At sea en-route to the Port of Bluff. A chance to relax and reflect on what will have been an amazing experience. Lecturers will take the opportunity to recap the highlights of the Expedition and we will enjoy a farewell dinner tonight as we cross the last few miles of our journey.
We arrive at the Port of Bluff. After breakfast and customs formalities have been completed we will disembark.

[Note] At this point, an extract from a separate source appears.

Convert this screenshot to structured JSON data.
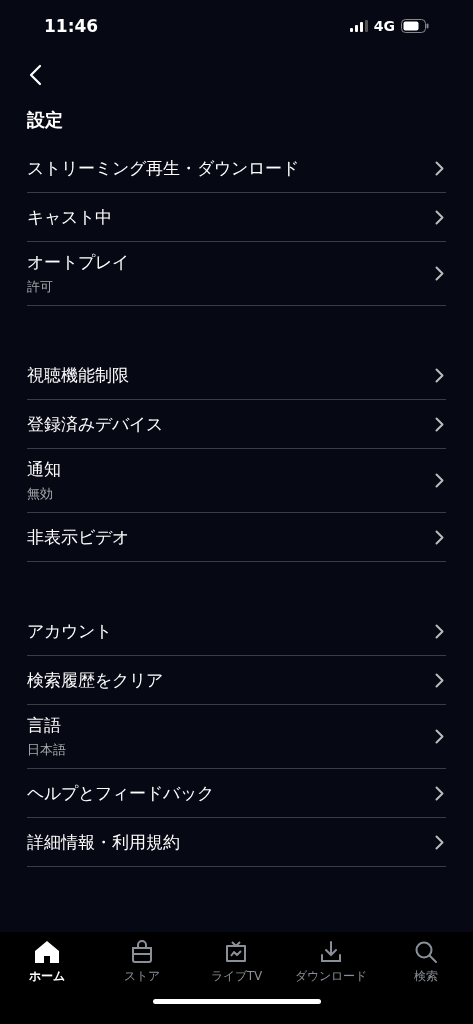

PLEASE NOTE : 6th Feb departure returns to the Port of Lyttelton (Christchurch) and is 31 days in duration.Landings at the Sub Antarctic Islands are by permit only as administered by the Government of New Zealand. No landings are permitted at Snares Is. Circumstances may be encountered during our voyage which will make it necessary or desirable to deviate from the proposed itinerary. These circumstances include poor weather and opportunities for making unplanned excursions. Your Expedition Leader will keep you fully informed during the voyage.